Last, can you tell me if this seems correct? The results really do seem accurate (not only the estimate, but the margins of error seem appropriate when the sample sizes are cut).
Take 2016, 2017 and 2018 ACS 1-year estimates (IPUMS).
For household-level estimates, divide HHWT by 3† and filter for PERNUM == 1.
Specify the survey design using the CLUSTER and STRATA fields as well as the revised HHWT field.
I will try to answer your questions one at a time.
(1) The replicate weights available in IPUMS USA are the same replicate weights provided by the US Census Bureau.
(2) The use of CLUSTER and STRATA are not necessary to calculate standard errors. They are available as an option for users who feel they will enhance the credibility of their estimates. This page includes much more information about variance estimation with IPUMS USA data using CLUSTER and STRATA.
(3) I’m really not sure. I think this choice ultimately comes down to personal preference. As a frequent user of IPUMS USA, I can’t easily think of a case where I would prefer to use the PUMS data directly from the Census Bureau website. If you prefer to use un-harmonized variables, you can access the source variables directly from IPUMS USA. Just select the “source variables” radio button on the top of the Select Data page.
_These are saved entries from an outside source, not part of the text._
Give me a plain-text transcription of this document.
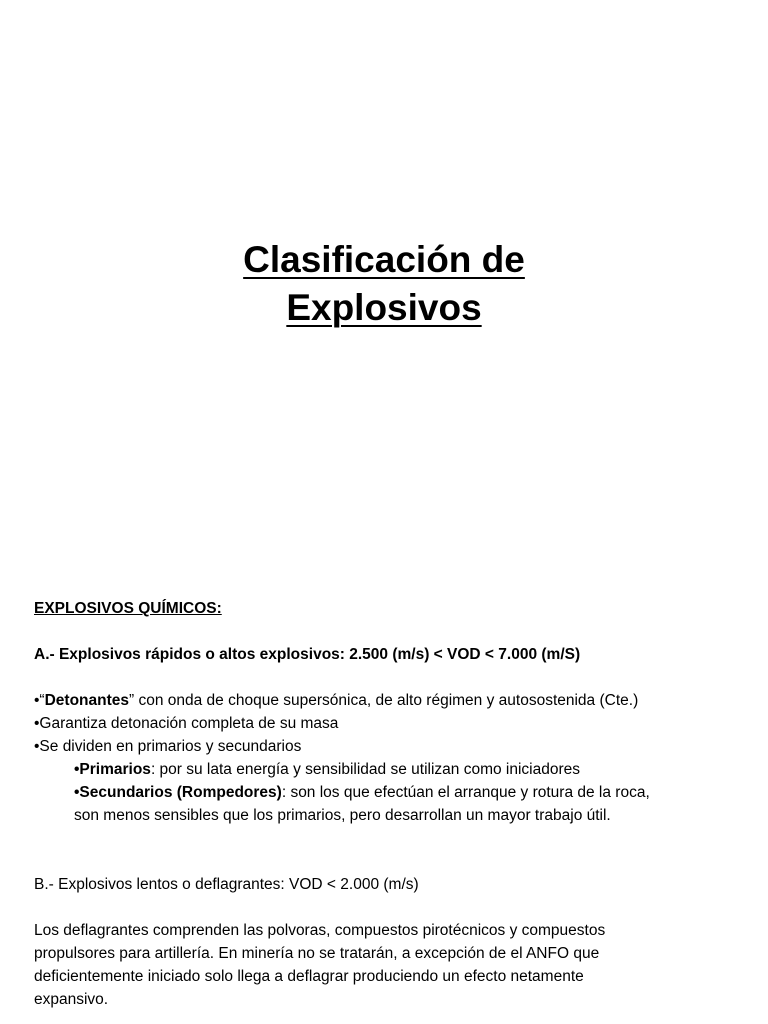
Clasificación de
Explosivos

EXPLOSIVOS QUÍMICOS:

A.- Explosivos rápidos o altos explosivos: 2.500 (m/s) < VOD < 7.000 (m/S)

•“Detonantes” con onda de choque supersónica, de alto régimen y autosostenida (Cte.)

•Garantiza detonación completa de su masa

•Se dividen en primarios y secundarios

•Primarios: por su lata energía y sensibilidad se utilizan como iniciadores

•Secundarios (Rompedores): son los que efectúan el arranque y rotura de la roca,

son menos sensibles que los primarios, pero desarrollan un mayor trabajo útil.

B.- Explosivos lentos o deflagrantes: VOD < 2.000 (m/s)

Los deflagrantes comprenden las polvoras, compuestos pirotécnicos y compuestos

propulsores para artillería. En minería no se tratarán, a excepción de el ANFO que

deficientemente iniciado solo llega a deflagrar produciendo un efecto netamente

expansivo.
I had the same question as nkobel and came across your reply (which was very helpful). I am just wondering if you could link to me to a source from the Census/IPUMS regarding this statement “Strictly speaking, a “more accurate” method is to multiply the sampling weight in sample x by (the sample size in sample x) / (the pooled sample size)”. @JeffBloem
I want to preface by stating that altering the individual weights is only necessary if you’re looking to generate population-level totals or incorporate those into your analysis (e.g. the total number of people who are unemployed). It is not necessary to alter the weights when working with population means (e.g. average income).
I am not aware of a citation regarding Jeff’s statement about this being strictly more accurate. However, I can share the logic behind his idea:
If you are calculating a weighted mean with standardized weights, and your observations are i.i.d., then the variance of your estimate is minimized if all the weights are equal. This article on Wikipedia provides more detail. Assuming that the three years of data are samples from the same (unchanging) population, your variance will be minimized if you weight each sampled individual the same. With oversampling, poststratification, and other sampling processes in the ACS, the assumption that the weights are equal over time does not fully hold. However, the “more equal” the weights are, the lower the variance will be.
The Census Bureau recommends dividing the weights by the number of samples you are pooling together (see page 28 of this technical paper); this is the approach Census uses to modify the weights in the multi-year ACS files. Since neither the population size nor sample size change very much over three years of ACS data, the two methods are probably going to give very similar results.